Il voto salafita ha un peso non indifferente ma esporrebbe Mursi ad accelerazioni confessionali che la stessa Fratellanza non si sente di fare. Il suo avvio è stato deciso e nel contempo pacato, ha evitato le spettacolarizzazioni avanzate da Al-Shater con show e filmati itineranti, ha assicurato che non ci sarà nessun iman a decidere dietro le quinte le sorti del Paese, ribadendo di voler essere un presidente per tutti gli egiziani. E pur rassicurando sui rapporti con Israele ha esplicitamente affermato che in politica estera non sarà disponibile a prendere ordini da potenze straniere come faceva Mubarak, perché la continuità con lo spirito del rinnovamento dovrà essere garantita. Dovesse vincere lui i conti con l’apparato militare saranno dietro l’angolo, ma non è detto che segneranno uno scontro. Anzi. I canali di confronto fra le due strutture forti dell’Egitto in costruzione sono già stati avviati; visto l’importante ruolo di rappresentanza raggiunto in questi mesi dalla Fratellanza – il punto più elevato in 84 anni di storia – i due gruppi non riapriranno un conflitto deleterio per entrambi.
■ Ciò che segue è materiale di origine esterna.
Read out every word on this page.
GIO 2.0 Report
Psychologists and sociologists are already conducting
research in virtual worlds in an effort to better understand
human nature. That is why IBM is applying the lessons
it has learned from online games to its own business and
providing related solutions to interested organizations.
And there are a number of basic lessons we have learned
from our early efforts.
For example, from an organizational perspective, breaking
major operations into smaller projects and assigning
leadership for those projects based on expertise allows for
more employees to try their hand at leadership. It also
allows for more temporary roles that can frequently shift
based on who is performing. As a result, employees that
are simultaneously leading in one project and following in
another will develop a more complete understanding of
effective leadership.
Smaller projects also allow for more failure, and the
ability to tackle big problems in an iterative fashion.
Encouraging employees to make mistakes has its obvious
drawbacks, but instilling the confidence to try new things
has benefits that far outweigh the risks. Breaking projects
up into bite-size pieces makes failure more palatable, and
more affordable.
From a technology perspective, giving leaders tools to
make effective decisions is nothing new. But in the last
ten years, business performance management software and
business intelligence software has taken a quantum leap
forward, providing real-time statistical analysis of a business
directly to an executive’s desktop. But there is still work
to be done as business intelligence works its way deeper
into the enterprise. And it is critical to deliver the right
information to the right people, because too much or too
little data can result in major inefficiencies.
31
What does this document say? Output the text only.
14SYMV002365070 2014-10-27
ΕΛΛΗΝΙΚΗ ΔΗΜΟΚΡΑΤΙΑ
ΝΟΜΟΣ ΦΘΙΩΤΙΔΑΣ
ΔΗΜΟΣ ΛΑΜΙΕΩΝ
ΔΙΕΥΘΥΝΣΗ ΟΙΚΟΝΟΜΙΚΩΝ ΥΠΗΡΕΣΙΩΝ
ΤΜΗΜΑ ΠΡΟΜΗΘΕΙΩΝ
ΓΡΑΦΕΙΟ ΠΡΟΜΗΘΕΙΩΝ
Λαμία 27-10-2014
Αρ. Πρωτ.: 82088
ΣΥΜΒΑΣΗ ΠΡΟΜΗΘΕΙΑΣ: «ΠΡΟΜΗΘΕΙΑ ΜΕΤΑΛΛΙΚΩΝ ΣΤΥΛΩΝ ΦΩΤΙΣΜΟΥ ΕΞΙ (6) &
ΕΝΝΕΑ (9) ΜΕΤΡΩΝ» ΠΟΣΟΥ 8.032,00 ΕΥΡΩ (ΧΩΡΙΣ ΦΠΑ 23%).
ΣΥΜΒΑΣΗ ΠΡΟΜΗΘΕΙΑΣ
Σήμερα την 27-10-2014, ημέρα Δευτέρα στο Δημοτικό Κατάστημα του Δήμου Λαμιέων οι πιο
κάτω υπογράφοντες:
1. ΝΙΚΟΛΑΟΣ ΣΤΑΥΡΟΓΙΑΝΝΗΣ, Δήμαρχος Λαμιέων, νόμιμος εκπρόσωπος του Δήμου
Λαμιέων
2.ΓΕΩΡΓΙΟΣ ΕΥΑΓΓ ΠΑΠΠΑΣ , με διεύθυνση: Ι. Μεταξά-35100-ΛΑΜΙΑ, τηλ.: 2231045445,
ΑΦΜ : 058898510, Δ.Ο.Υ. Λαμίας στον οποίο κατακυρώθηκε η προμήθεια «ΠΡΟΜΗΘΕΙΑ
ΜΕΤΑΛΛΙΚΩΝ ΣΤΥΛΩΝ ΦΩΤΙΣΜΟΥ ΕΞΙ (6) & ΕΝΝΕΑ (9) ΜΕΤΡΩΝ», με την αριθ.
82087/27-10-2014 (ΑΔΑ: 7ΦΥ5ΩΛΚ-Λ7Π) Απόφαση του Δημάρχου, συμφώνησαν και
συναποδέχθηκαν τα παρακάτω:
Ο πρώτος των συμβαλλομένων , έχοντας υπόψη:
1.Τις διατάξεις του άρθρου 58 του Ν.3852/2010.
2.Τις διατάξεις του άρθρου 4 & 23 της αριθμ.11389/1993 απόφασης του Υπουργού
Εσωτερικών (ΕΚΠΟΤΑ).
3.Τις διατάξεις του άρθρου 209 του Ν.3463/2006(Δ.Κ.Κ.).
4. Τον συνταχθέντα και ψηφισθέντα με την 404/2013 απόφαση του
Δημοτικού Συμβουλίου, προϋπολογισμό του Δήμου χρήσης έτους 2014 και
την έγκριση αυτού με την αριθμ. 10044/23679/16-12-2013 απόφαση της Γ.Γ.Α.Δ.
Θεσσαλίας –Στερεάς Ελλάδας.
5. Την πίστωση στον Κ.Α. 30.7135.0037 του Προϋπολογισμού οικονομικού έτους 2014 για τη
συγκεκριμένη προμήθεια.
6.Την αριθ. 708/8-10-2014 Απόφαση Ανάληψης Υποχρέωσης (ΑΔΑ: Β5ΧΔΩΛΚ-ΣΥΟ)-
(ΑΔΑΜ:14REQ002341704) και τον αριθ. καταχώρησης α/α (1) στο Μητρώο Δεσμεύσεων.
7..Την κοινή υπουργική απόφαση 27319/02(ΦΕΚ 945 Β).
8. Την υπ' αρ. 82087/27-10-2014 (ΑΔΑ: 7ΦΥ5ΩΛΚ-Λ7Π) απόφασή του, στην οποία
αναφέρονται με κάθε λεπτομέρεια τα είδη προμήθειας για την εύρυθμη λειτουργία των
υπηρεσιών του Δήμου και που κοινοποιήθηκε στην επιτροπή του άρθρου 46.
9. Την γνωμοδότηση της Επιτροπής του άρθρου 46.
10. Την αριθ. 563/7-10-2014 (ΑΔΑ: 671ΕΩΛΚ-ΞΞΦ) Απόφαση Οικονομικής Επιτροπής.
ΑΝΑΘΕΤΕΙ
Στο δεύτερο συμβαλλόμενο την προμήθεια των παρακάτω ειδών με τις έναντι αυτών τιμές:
S’è parlato di una spartizione di competenze sugli affari finanziari interni. E molto pragmaticamente nella prima conferenza pubblica Mursi ha sottolineato l’urgenza dei problemi economici nazionali. Magari partendo da tematiche al contempo minute e populistiche come traffico, inquinamento e igiene delle città, a cominciare da quella capitale. Ma sono questioni che interessano tutti al di là del censo e della fede. Sono sentite dalla gente e con esse dovranno misurarsi anche i candidati più accreditati alla presidenza. Che dopo la cura della mannaia restano il laico Moussa e l’islamista “eretico” Abol Fotouh.